Every fall-back path leaves a clear marker in `mbx_primer_info.txt` and a
human-readable explanation in `pro_diagnostics/`.

---

## What the output file looks like

```
READ_TYPE=paired
DETECTION_STATUS=DETECTED
CONFIDENCE_LEVEL=HIGH
PIPELINE_SAFETY=safe-to-trim
INFERRED_REGION=V4
DETECTION_NOTE=Multi-detector consensus, cutadapt trim rate 92.4%

FORWARD_PRIMER_NAME=515F (GTGYCAGCMGCCGCGGTAA)
FORWARD_PRIMER_SEQUENCE=GTGYCAGCMGCCGCGGTAA
FORWARD_PRIMER_LENGTH=19
FORWARD_PRIMER_TARGET_REGION=V4
FORWARD_PRIMER_MATCH_RATE=0.96
FORWARD_PRIMER_MATCHED_READS=4801/5000

REVERSE_PRIMER_NAME=806R (GGACTACNVGGGTWTCTAAT)
REVERSE_PRIMER_SEQUENCE=GGACTACNVGGGTWTCTAAT
REVERSE_PRIMER_LENGTH=20

STATUS=COMPLETE
```

Plus a structured `primers.json` containing the full per-detector evidence
trail — useful when a reviewer asks "how do you know it's that primer?".

---

## Takeaway

> Step 0 replaces "trust the database" and "trust the user" with **trust no
> single signal**. Four independent detectors propose; cutadapt — the
> industry-standard trimming tool — disposes.

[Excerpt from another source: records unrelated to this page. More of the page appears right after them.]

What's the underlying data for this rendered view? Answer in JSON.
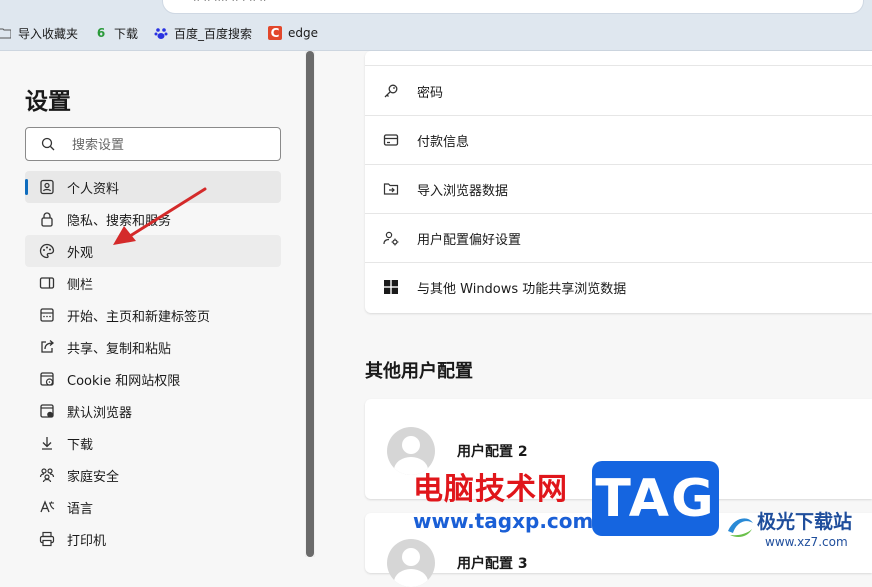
{
  "address_bar": {
    "text": "·· ·· ···· ·· · ·· ··"
  },
  "favorites": [
    {
      "icon": "folder-icon",
      "label": "导入收藏夹"
    },
    {
      "icon": "download-6-icon",
      "label": "下载",
      "glyph": "6"
    },
    {
      "icon": "baidu-paw-icon",
      "label": "百度_百度搜索"
    },
    {
      "icon": "edge-c-icon",
      "label": "edge",
      "glyph": "C"
    }
  ],
  "sidebar": {
    "title": "设置",
    "search_placeholder": "搜索设置",
    "items": [
      {
        "label": "个人资料",
        "icon": "profile-icon",
        "state": "active"
      },
      {
        "label": "隐私、搜索和服务",
        "icon": "lock-icon"
      },
      {
        "label": "外观",
        "icon": "palette-icon",
        "state": "hover"
      },
      {
        "label": "侧栏",
        "icon": "sidebar-icon"
      },
      {
        "label": "开始、主页和新建标签页",
        "icon": "home-tab-icon"
      },
      {
        "label": "共享、复制和粘贴",
        "icon": "share-icon"
      },
      {
        "label": "Cookie 和网站权限",
        "icon": "cookie-icon"
      },
      {
        "label": "默认浏览器",
        "icon": "browser-icon"
      },
      {
        "label": "下载",
        "icon": "download-icon"
      },
      {
        "label": "家庭安全",
        "icon": "family-icon"
      },
      {
        "label": "语言",
        "icon": "language-icon"
      },
      {
        "label": "打印机",
        "icon": "printer-icon"
      }
    ]
  },
  "main": {
    "profile_rows": [
      {
        "label": "",
        "icon": "partial-icon"
      },
      {
        "label": "密码",
        "icon": "key-icon"
      },
      {
        "label": "付款信息",
        "icon": "card-icon"
      },
      {
        "label": "导入浏览器数据",
        "icon": "import-icon"
      },
      {
        "label": "用户配置偏好设置",
        "icon": "profile-settings-icon"
      },
      {
        "label": "与其他 Windows 功能共享浏览数据",
        "icon": "windows-icon"
      }
    ],
    "other_profiles_title": "其他用户配置",
    "other_profiles": [
      {
        "name": "用户配置 2"
      },
      {
        "name": "用户配置 3"
      }
    ]
  },
  "watermark": {
    "site_name": "电脑技术网",
    "site_url": "www.tagxp.com",
    "tag_logo": "TAG",
    "jg_name": "极光下载站",
    "jg_url": "www.xz7.com"
  },
  "colors": {
    "accent": "#0f6cbd",
    "arrow": "#d42a2a",
    "watermark_red": "#e0161b",
    "watermark_blue": "#1565e0"
  }
}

A primer reaches HIGH
> confidence only when the database, an information-theoretic enrichment
> test, and an industry-standard trimmer all agree. That's what makes the
> downstream pipeline safe to run unattended.

---

## Sources

- The orchestrator: `mbXPro/scripts/mbx_primer_identifier_pro.sh` (v3.1)
- The internal Detector-A helper: `mbXPro/scripts/mbx_primer_identifier.sh` (v2)
- cutadapt: Martin (2011), *Cutadapt removes adapter sequences from
  high-throughput sequencing reads*, EMBnet Journal 17:10–12.
- fastp: Chen et al. (2018), *fastp: an ultra-fast all-in-one FASTQ
  preprocessor*, Bioinformatics 34:i884.
- IUPAC nucleotide codes: Cornish-Bowden (1985), *Nomenclature for
  incompletely specified bases in nucleic acid sequences*, NAR 13:3021–3030.